To understand how an epithelium might influence the degree of spreading of a mesenchyme we need to know the mechanism of mesenchyme spreading. A model is presented here which will be described in more detail and supported by additional experimental evidence in a later paper (Solursh et al. 1979). Briefly, the main points are as follows: if mesenchyme translocation is brought about by the dispersion of a coherent unit of cells as suggested by the results reported here, then this activity may be similar in some respects to the spreading of an epithelial sheet. In epithelial spreading most of the locomotory force is provided by cells at the periphery (Dipasquale, 1975). Similarly, peripheral mesenchyme cells may move along suitable substrata, such as epithelial basal laminae, and thus guide the expanding mass. Unlike a spreading epithelium, however, the mesenchyme is moving in three dimensions. This is accomplished by filling the intercellular spaces with an expanding matrix, an important component of which is hyaluronic acid (reviewed in Toole, 1976 ; and Fisher & Solursh, 1977).
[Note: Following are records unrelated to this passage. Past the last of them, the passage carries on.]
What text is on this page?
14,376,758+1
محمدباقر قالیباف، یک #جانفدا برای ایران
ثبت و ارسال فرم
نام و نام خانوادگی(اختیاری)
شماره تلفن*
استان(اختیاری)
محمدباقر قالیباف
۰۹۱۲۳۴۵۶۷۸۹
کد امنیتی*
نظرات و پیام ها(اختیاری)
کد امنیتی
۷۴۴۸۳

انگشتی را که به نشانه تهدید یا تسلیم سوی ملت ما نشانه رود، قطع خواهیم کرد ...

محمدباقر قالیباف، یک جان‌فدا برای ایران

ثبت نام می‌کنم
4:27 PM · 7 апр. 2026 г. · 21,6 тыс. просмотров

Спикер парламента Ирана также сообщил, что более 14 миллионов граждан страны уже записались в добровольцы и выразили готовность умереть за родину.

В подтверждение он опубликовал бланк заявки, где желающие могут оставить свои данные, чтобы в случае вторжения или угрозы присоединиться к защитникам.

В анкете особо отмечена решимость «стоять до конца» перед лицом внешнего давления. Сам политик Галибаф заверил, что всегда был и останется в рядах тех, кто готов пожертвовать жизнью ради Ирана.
It is possible that particular epithelia contribute to the mesenchyme-associated extracellular matrix. For example, hyaluronate production by the lateral, non-neural ectoderm can be demonstrated autoradiographically by the incorporation of [³H]glucosamine into hyaluronidase sensitive material (Solursh, Fisher and Singley 1979).

A second possible mechanism by which an epithelium could influence the degree of mesenchyme spreading is by providing substrata of varying suitabilities to support such spreading. Very little is known about the compositions of different epithelial basal laminae, but it seems reasonable that the composition could vary from epithelium to epithelium. In fact, corneal epithelium (Meier & Hay, 1973; Trelstad, Hayashi & Toole, 1974) and salivary gland epithelium (Cohn, Banerjee & Bernfield, 1977) have been shown to produce basal laminae which differ from each other in glycosaminoglycan content. Salivary gland epithelium produces hyaluronic acid and sulfated glycosaminoglycans, while corneal epithelium makes only sulfated glycosaminoglycans. The possibility of other differences in the composition of various basal laminae warrants study.

These investigations were supported by NSF grant PCM 77-01154 and N1H grant HD-05505 to M. S. and USPHS training grant No. HD-00152 from the National Institute of Child Health and Human Development, while M. F. was a predoctoral trainee.